Bizimki anlamadı tabi Kral’ın ne demek istediğini;
- “Kefere yardım etmek istememiş,” dedi. Hatta, “Batı bizi kıskanıyor” diye aklından geçirmiş bile olabilir. O sırada, Fransa’nın İstanbul Büyükelçisi olan amcasını ziyaret için İstanbul’a gelen Baron de Tott ile tanıştı. Baron kurmay subaydı. Fırsatı kaçırmak istemedi bizimki ve Osmanlı ordusunu inceleyerek kendisine bir rapor vermesini rica etti.
İnceledi Baron ve dedi ki:
- “Silahlarınız çok eski, subaylarınız bilgisiz. Okula ihtiyacınız var.”
Yutmadı tabi Sultan;
-“Medreselerimiz ve orada çok bilgili büyük alimlerimiz var” diye karşılık verdi.
Ve karar verdiler, beraberce medreselerimizdeki alimleri sınamaya. Sultan,
- “İstediğin adama istediğin soruyu sor” dedi.
Adam göklerden değil, yerden bir soru sordu.
- “Bir üçgenin iç açılarının toplamı kaç derecedir?”
Kimsede cevap yok. Sonunda Medrese Emini bir cevap vermek zorunda olduğunu hissederek,
-“Üçgenine göre değişir, Sultanım,” dedi.
Baron bunu Avrupa’da ilkokul öğrencilerinin bildiğini söyleyince, Sultan yeni okullar açılmasını kabul etti.
Bu arada, Çeşme Deniz Savaşı çıktı ve cahil subayların kumandasındaki Donanmada bir gemi dışında tümü 8000 km uzaktan gelen Rus gemileri tarafından yakıldı. Kurtulan gemi Cezayirli Gazi Hasan Paşa’nın gemisiydi.
Bu facia üzerine, öncelikle bahriyeli subayların eğitilmesi için okul açıldı: Mühendishane-i Bahri Hümayun; yıl 1773.
Bu tarih mühendis eğitiminin başlangıcı olduğu için İstanbul Teknik Üniversitesi’nin de kuruluş tarihi olarak kabul edilir.
Bugün ülkemizde Prusya Kralının bahsettiği üç müneccimle kastettiği olgu, ne yazık ki yok.
Hala depremin, bizim sınanmamız için gerçekleştiğini sananların çoğunlukta olduğu bir toplumda yaşıyoruz.
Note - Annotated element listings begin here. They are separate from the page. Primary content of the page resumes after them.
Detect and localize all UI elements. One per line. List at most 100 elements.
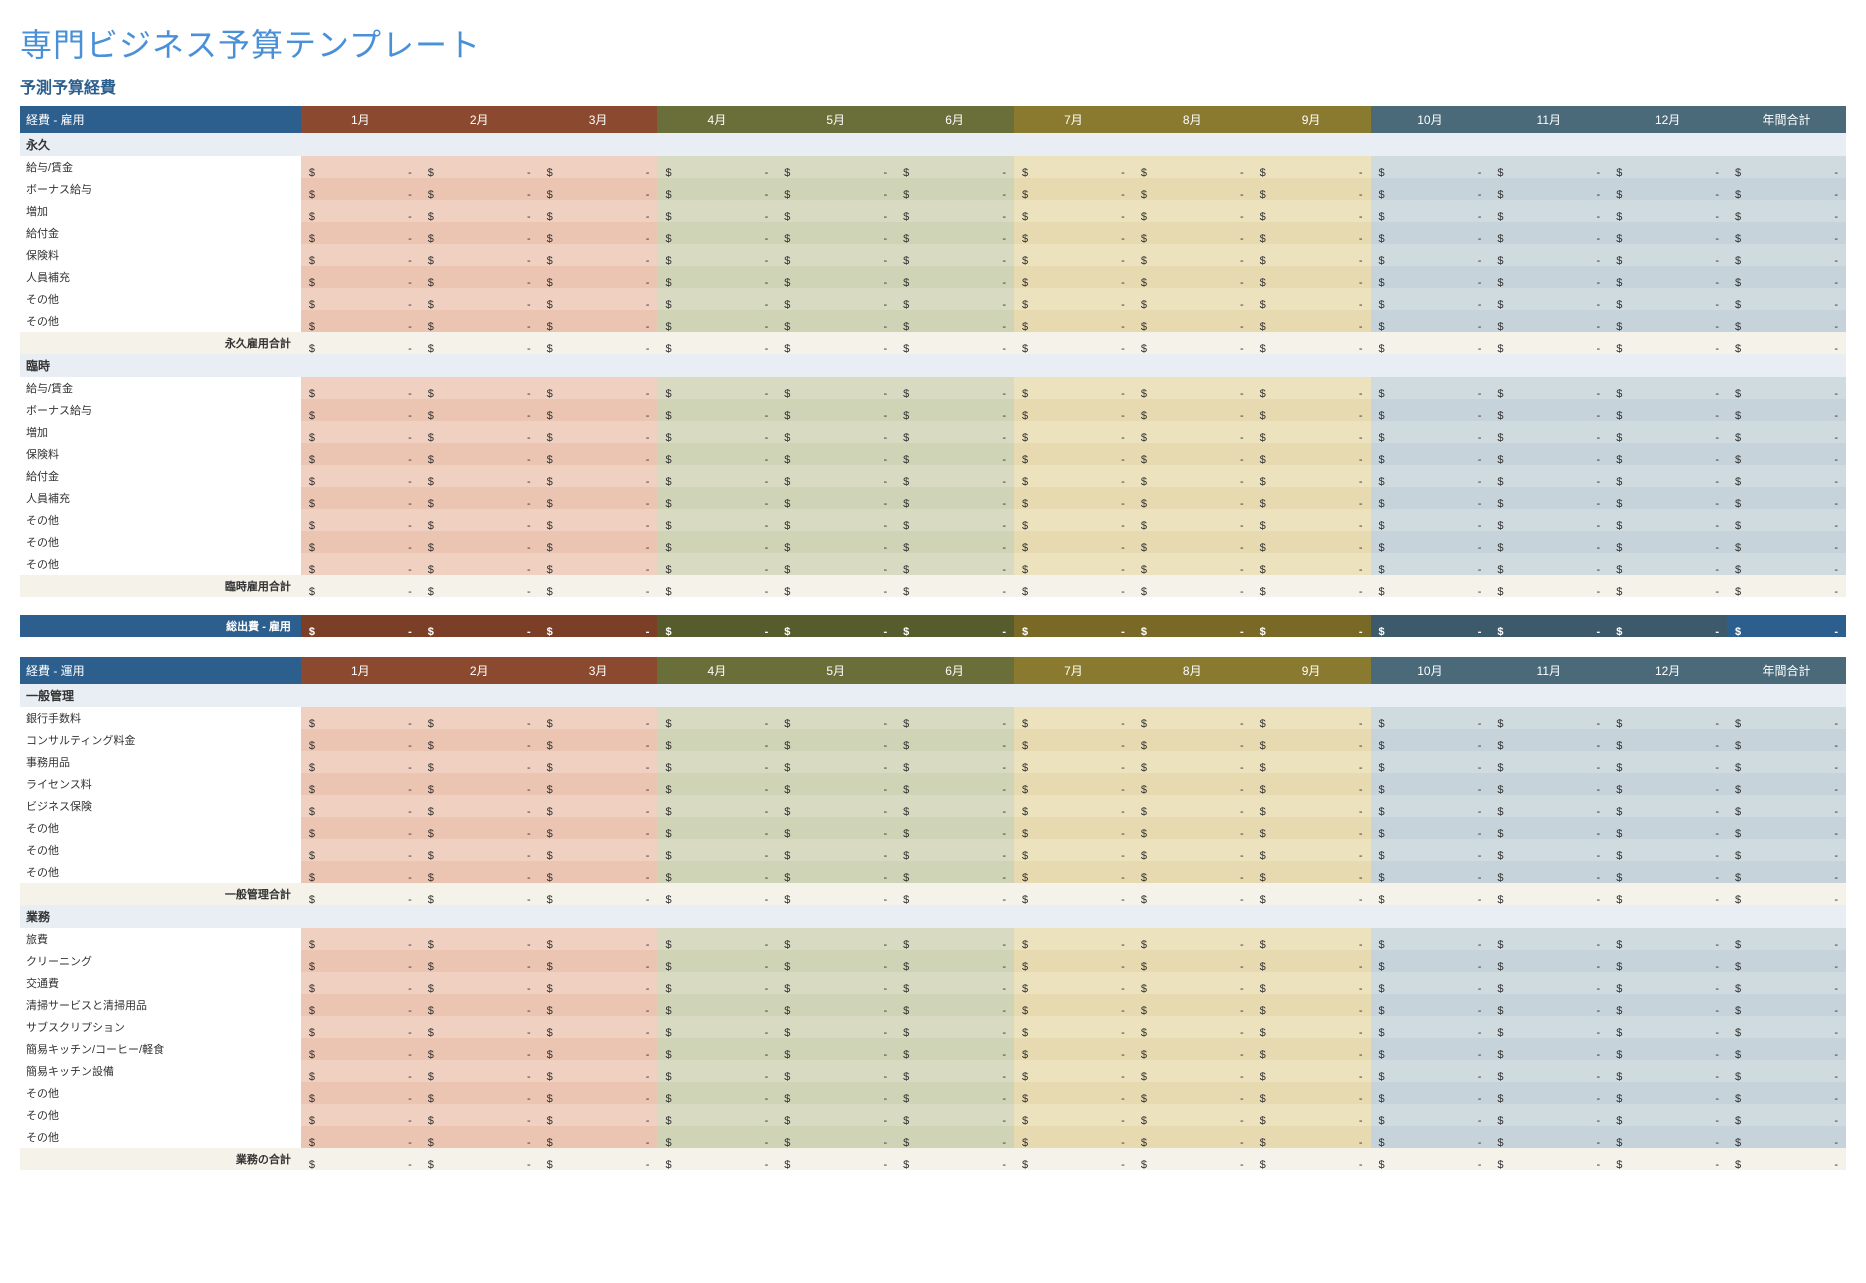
money-cell[interactable]: $- (895, 244, 1014, 266)
money-cell[interactable]: $- (1489, 399, 1608, 421)
money-cell[interactable]: $- (1014, 178, 1133, 200)
money-cell[interactable]: $- (420, 729, 539, 751)
money-cell[interactable]: $- (1014, 1038, 1133, 1060)
money-cell[interactable]: $- (1252, 156, 1371, 178)
money-cell[interactable]: $- (539, 575, 658, 597)
money-cell[interactable]: $- (657, 575, 776, 597)
money-cell[interactable]: $- (1727, 465, 1846, 487)
money-cell[interactable]: $- (301, 156, 420, 178)
money-cell[interactable]: $- (1014, 950, 1133, 972)
money-cell[interactable]: $- (1252, 1148, 1371, 1170)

Hele maden faciaları “Allah’ın takdiri” diye halk uyutuluyor. Kuyuyu kazan sensin, yerin altında tünel açan sensin, işi bilimsel yapmayıp, insan hayatını hiçe sayınca da “Ben yapmadım, ‘O’ yaptı” diyebilecek kadar da saygısız, duygusuz ve çıkarcısın.
Yıl 2025... 81 ilin Valisi İmam Hatip mezunu.
252 sene sonra müneccim devrine döndük hamdolsun.
Aklı olan öğrenmeyi seviyor,
Aptallar da öğretmeyi...
Anton Çehov
Bir Japon atasözü ile haftayı kapatalım;
Zafer pek bir şey öğretmez; yenilgi çok şey öğretir.